Обиднее всего было то, что Федя, обшарив все углы, не нашел не только своей, но и вообще никакой мужской одежды. Нельзя же ему выйти за двери в вечернем платье на косточках, с одной бретелькой! Или в мерзком розовом мини-халатике.
Кстати, куда выйти-то?
Федя присмотрелся к пейзажу за окнами. С высоты, скорее всего, восьмого этажа перед ним открылись неоглядные просторы с березовыми рощицами, затуманенными молодой листвой. Меж берез сверкало кривое зеркало какого-то водоема. «Никак это экологически чистый район Пучково! — догадался Карасевич. — И похоже, я нахожусь в широко разрекламированном элитном комплексе «Золотые дали». Неужели его уже заселяют?»
Федя взял на кухне жостовский поднос с пышными розами, прикрылся им спереди и вышел на балкон. Так и есть, это «Золотые дали»! И тут мало кто пока живет. Квартиры очень дорогие, продаются туго. Во всяком случае, он не увидел ни души на прочих балконах. Внизу не было ни одной машины. Правда, квартира и обширным балконом, и всей дюжиной своих окон выходила не во двор, а на нетронутые живописные окрестности. Западня, и только!

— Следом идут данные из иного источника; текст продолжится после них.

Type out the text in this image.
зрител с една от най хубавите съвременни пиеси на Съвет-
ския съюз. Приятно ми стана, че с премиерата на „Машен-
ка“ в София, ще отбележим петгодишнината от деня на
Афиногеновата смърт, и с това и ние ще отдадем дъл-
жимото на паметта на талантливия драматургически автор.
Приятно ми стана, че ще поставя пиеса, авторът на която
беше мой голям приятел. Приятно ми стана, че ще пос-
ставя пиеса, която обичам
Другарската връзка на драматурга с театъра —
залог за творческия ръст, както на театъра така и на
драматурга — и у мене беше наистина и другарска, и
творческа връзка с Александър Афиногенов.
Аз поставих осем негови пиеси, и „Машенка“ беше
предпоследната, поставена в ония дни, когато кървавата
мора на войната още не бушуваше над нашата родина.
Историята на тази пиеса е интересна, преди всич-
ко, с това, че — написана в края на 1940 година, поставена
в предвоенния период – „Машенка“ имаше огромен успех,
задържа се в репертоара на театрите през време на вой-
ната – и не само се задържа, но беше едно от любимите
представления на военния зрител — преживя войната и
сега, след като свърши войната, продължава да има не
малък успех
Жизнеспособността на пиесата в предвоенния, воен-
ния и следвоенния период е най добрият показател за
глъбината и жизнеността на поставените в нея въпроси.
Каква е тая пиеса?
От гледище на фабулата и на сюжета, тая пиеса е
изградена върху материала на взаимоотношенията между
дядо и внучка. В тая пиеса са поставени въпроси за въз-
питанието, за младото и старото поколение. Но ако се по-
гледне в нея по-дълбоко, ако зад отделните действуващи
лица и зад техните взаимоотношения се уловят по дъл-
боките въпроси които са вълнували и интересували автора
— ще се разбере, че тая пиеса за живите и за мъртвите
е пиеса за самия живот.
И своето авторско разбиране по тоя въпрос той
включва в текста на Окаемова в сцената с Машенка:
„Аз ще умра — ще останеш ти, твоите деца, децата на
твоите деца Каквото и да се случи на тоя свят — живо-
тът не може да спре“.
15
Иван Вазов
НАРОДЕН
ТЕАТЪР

Карасевич вернулся в гостиную, разлегся на диване среди подушек. Их нежный розовый атлас ярко контрастировал с желтизной его измученного тела. На самую большую подушку он возложил ступни и задумчиво шевелил мозолистыми пальцами, торчащими в разные стороны.
«Только без паники! Не нагишом же меня сюда завезли, — размышлял Федя. — Значит, где-то тут лежат мои тряпки. Какая-то поганка вздумала надо мной подшутить. Мои шмотки наверняка заперты в каком-нибудь шкафу. А я вот сейчас возьму и отшучусь — взломаю все ящики, найду одежду и смоюсь».
Он отправился на кухню, выпил еще раз сувенирной водочки. Затем, вооружившись китайским мясным ножом и молоточком для отбивных, набросился на ближайший шкаф. Добротная новая мебель трудно поддавалась взлому. Изувечив пару выдвижных ящиков и посшибав в гневе все женственно изогнутые бронзовые ручки шкафа, Федя раздобыл лишь очередные розовые трусики.
Он долбил уже третий ящик, когда стоявший на шкафу кованый сундук, похоже антикварный, опасно затрясся. Федя на него не смотрел и остервенело дергал нож, засунутый в тесную щель. Между тем сундук ерзал, совался из стороны в сторону и вдруг пал на Федину голову, нездоровую после вчерашнего.
Удар пришелся прямо по темени. Нагой Федя рухнул на холодный сияющий паркет. В его глазах свет брызнул и поплыл медлительными огненными мухами. Затем мухи померкли одна за другой, и осталась лишь тьма.